Nach Anschlägen befiehlt Kenia Schließung des weltgrößten Flüchtlingslagers - 350 000 Menschen ...
Zurück in die gefährliche Heimat

Kenia will rund 350 000 somalische Flüchtlinge aus dem Land werfen. Sie sollen notfalls mit Gewalt zurück in die umkämpfte Heimat gebracht werden. Archivbild: AFP
Gut eine Woche nach dem Terroranschlag mit mehr als 150 Toten im Norden Kenias hat das ostafrikanische Land die Schließung des weltgrößten Flüchtlingslagers nahe der somalischen Grenze angeordnet.
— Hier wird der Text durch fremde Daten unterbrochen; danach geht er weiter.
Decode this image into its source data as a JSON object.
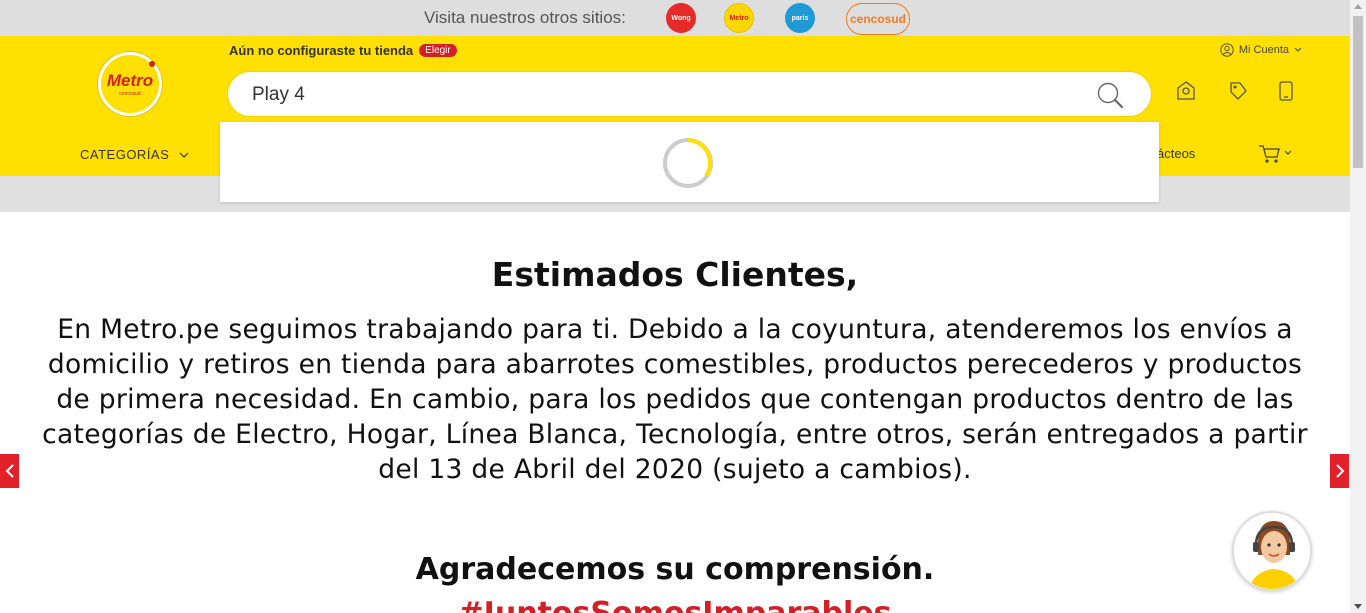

Das UNHCR, das Flüchtlingshilfswerk der Vereinten Nationen, müsse das Lager Dadaab mit rund 350 000 Bewohnern binnen drei Monaten schließen und nach Somalia verlegen, teilte Vizepräsident William Ruto am Wochenende mit.

Sollte das UNHCR der Aufforderung nicht nachkommen, würde Kenia die Flüchtlinge selbst umsiedeln, drohte er. Kenia werde sich nach dem jüngsten Anschlag so drastisch verändern "wie Amerika nach 9/11", sagte Ruto in Anspielung auf die Anschläge vom 11. September 2001 in New York. Zudem habe nun der Bau eines 700 Kilometer langen Walls entlang der somalischen Grenze begonnen. Die Dadaab-Flüchtlingscamps beherbergen seit mehr als 20 Jahren vor allem Somalier, die vor Bürgerkriegswirren, Hunger und islamistischem Terrorismus in ihrem Heimatland am Horn von Afrika geflohen sind. Die Sicherheitslage in Somalia ist weiter kritisch, so dass eine Verlagerung von Dadaab über die Grenze nur schwer vorstellbar erscheint. Ein Sprecher des UN-Flüchtlingshilfswerks in Kenia sagte, bislang sei man über den Beschluss der Regierung nicht offiziell unterrichtet worden.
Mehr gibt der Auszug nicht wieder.